Hace 23 años un Estado, el francés, lanzaba su fuerza destructura contra un barco una de cuyas misiones era la de despertar el inetrés de la ciudadanía por los temas medioambientales.
Hoy otro Estado, a través de su fuerza investigadora, navega en el mismo barco.
Creo que queda mucho, mucho por hacer, pero sin duda es un cambio muy elocuente. La labor de los ciudadanos y de sus asociaciones ha hecho que la política fije su norte en el mismo objetivo.
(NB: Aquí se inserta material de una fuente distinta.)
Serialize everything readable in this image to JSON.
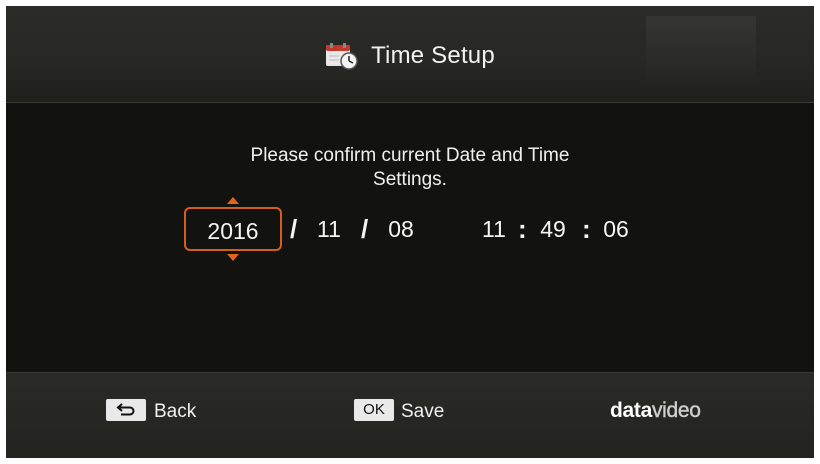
{
  "header": {
    "title": "Time Setup",
    "icon": "calendar-clock-icon"
  },
  "prompt": {
    "line1": "Please confirm current Date and Time",
    "line2": "Settings."
  },
  "datetime": {
    "year": "2016",
    "month": "11",
    "day": "08",
    "hour": "11",
    "minute": "49",
    "second": "06",
    "date_separator": "/",
    "time_separator": ":",
    "selected_field": "year"
  },
  "footer": {
    "back_key": "back-arrow-icon",
    "back_label": "Back",
    "ok_key": "OK",
    "save_label": "Save",
    "logo_bold": "data",
    "logo_light": "video"
  },
  "colors": {
    "accent": "#d35f1b",
    "background": "#121311",
    "bar": "#2a2a27"
  }
}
Godfrey Hardy, el gran matemático inglés de la primera mitad de siglo, muy conocido por sus contribuciones a la teoría de números primos, escribía sobre la ciencia de su época a principios de la segunda guerra mundial:
«Una ciencia es considerada útil si su desarrollo tiende a acentuar las desigualdades existentes en la distribución de la riqueza, o bien, de un modo más directo, fomenta la destrucción de la vida humana».
A los amigos de ICM del CSIC decirles que su labor es uan de esas excepciones que confirman la regla anterior.
Vuestra ciencia ni acentua desgualdades ni fomenta la destrucción.
qué sanísima envidia!!!!. De pequeño, uno de mis sueños utópicos era cambiar el mundo a bordo de los barcos de Greenpeace!!!.
Pasan los años y me veo luchando para que el mundo no me cambie a mí…en fin, un cálido abrazo a todos los que a bordo van.
Un beso muy especial a Diego, un crack.
Al este de la isla de Mallorca se prepara la V Ronda Poética de Artà Solidari bajo el lema “Paraules per a un món verd” y desde luego os quiero felicitar por dejarme SIN PALABRAS mientras “navegaba e investigaba” en solitario buscando inspiración…….”Action speaks louder than words”…lo demuestra el Arctic Sunrise…..¡enhorabuena a todos!